Billy Stock to lead the kitchen at Margate’s Sète

By Joe Lutrario

- Last updated on GMT

Chef Billy Stock to lead the kitchen at Natalia Ribbe's Margate restaurant Sète

Related tags Natalia Ribbe Billy Stock Sète Barletta Margate Wine

Natalia Ribbe has appointed former St John and The Marksman chef Billy Stock to lead the kitchen at her Margate venue Sète.

In the North Kent seaside town’s Cliftonville area, Sète launched late last year​ and currently trades as a wine bar that specialises in low-intervention wines sourced from biodynamic wine makers. 

Stock’s appointment roughly coincides with the completion of a 20-cover restaurant to the rear of the site and 40-cover alfresco dining space, which are both expected to launch late next month. 
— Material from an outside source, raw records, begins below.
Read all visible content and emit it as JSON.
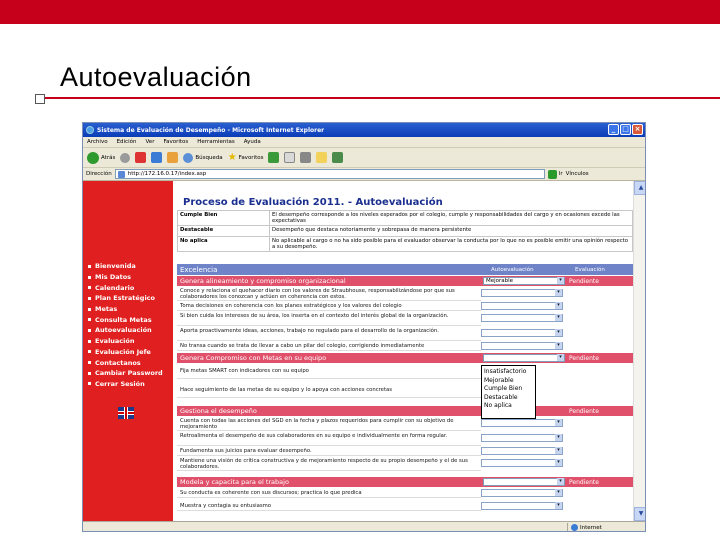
{
  "slide": {
    "title": "Autoevaluación",
    "accent": "#c6001a"
  },
  "browser": {
    "title": "Sistema de Evaluación de Desempeño - Microsoft Internet Explorer",
    "menu": [
      "Archivo",
      "Edición",
      "Ver",
      "Favoritos",
      "Herramientas",
      "Ayuda"
    ],
    "toolbar": {
      "back": "Atrás",
      "search": "Búsqueda",
      "favorites": "Favoritos"
    },
    "address_label": "Dirección",
    "address": "http://172.16.0.17/index.asp",
    "go": "Ir",
    "links": "Vínculos",
    "status": "Internet"
  },
  "nav": {
    "items": [
      "Bienvenida",
      "Mis Datos",
      "Calendario",
      "Plan Estratégico",
      "Metas",
      "Consulta Metas",
      "Autoevaluación",
      "Evaluación",
      "Evaluación Jefe",
      "Contactanos",
      "Cambiar Password",
      "Cerrar Sesión"
    ]
  },
  "page": {
    "heading": "Proceso de Evaluación 2011. -  Autoevaluación",
    "legend": [
      {
        "key": "Cumple Bien",
        "desc": "El desempeño corresponde a los niveles esperados por el colegio, cumple y responsabilidades del cargo y en ocasiones excede las expectativas"
      },
      {
        "key": "Destacable",
        "desc": "Desempeño que destaca notoriamente y sobrepasa de manera persistente"
      },
      {
        "key": "No aplica",
        "desc": "No aplicable al cargo o no ha sido posible para el evaluador observar la conducta por lo que no es posible emitir una opinión respecto a su desempeño."
      }
    ],
    "header": {
      "section": "Excelencia",
      "col_self": "Autoevaluación",
      "col_eval": "Evaluación"
    },
    "status_label": "Pendiente",
    "groups": [
      {
        "title": "Genera alineamiento y compromiso organizacional",
        "selected": "Mejorable",
        "rows": [
          "Conoce y relaciona el quehacer diario con los valores de Straubhouse, responsabilizándose por que sus colaboradores los conozcan y actúen en coherencia con estos.",
          "Toma decisiones en coherencia con los planes estratégicos y los valores del colegio",
          "Si bien cuida los intereses de su área, los inserta en el contexto del interés global de la organización.",
          "Aporta proactivamente ideas, acciones, trabajo no regulado para el desarrollo de la organización.",
          "No transa cuando se trata de llevar a cabo un pilar del colegio, corrigiendo inmediatamente"
        ]
      },
      {
        "title": "Genera Compromiso con Metas en su equipo",
        "selected": "",
        "rows": [
          "Fija metas SMART con indicadores con su equipo",
          "Hace seguimiento de las metas de su equipo y lo apoya con acciones concretas"
        ]
      },
      {
        "title": "Gestiona el desempeño",
        "selected": "",
        "rows": [
          "Cuenta con todas las acciones del SGD en la fecha y plazos requeridos para cumplir con su objetivo de mejoramiento",
          "Retroalimenta el desempeño de sus colaboradores en su equipo e individualmente en forma regular.",
          "Fundamenta sus juicios para evaluar desempeño.",
          "Mantiene una visión de crítica constructiva y de mejoramiento respecto de su propio desempeño y el de sus colaboradores."
        ]
      },
      {
        "title": "Modela y capacita para el trabajo",
        "selected": "",
        "rows": [
          "Su conducta es coherente con sus discursos; practica lo que predica",
          "Muestra y contagia su entusiasmo"
        ]
      }
    ],
    "dropdown_options": [
      "Insatisfactorio",
      "Mejorable",
      "Cumple Bien",
      "Destacable",
      "No aplica"
    ]
  }
}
The chef is already well-known in the area having cooked solo at The Rose Inn in Wickhambreaux, which was listed in The Good Food Guide and made it on to the Estrella Damm’s Top 50 Gastropubs list under his tenure. 

Stock will use local seasonal ingredients to create a menu that celebrates retro French cooking ‘reinventing old classics with a modern European twist.’ 

“I am looking forward to pairing my food with Natalia’s selection of low-intervention wines; it’s something I have not done before, and I think together we can create some fantastic pairings,” Stock says.

Featuring an open kitchen, Sète's new dining area blends the ‘essence of the southern French countryside’ with contemporary influences from Melbourne and NYC. 

Sète's redesigned garden is inspired by Provence. The south-facing space will be adorned with hanging foliage, lush greenery and herbs planted in terracotta pots. 

Ribbe is well-known in the industry having founded L.O.R., a UK-based initiative empowering women in hospitality through education and curated events. 

Her previous restaurant projects include Barletta at Margate’s Turner Contemporary art gallery, which closed last December.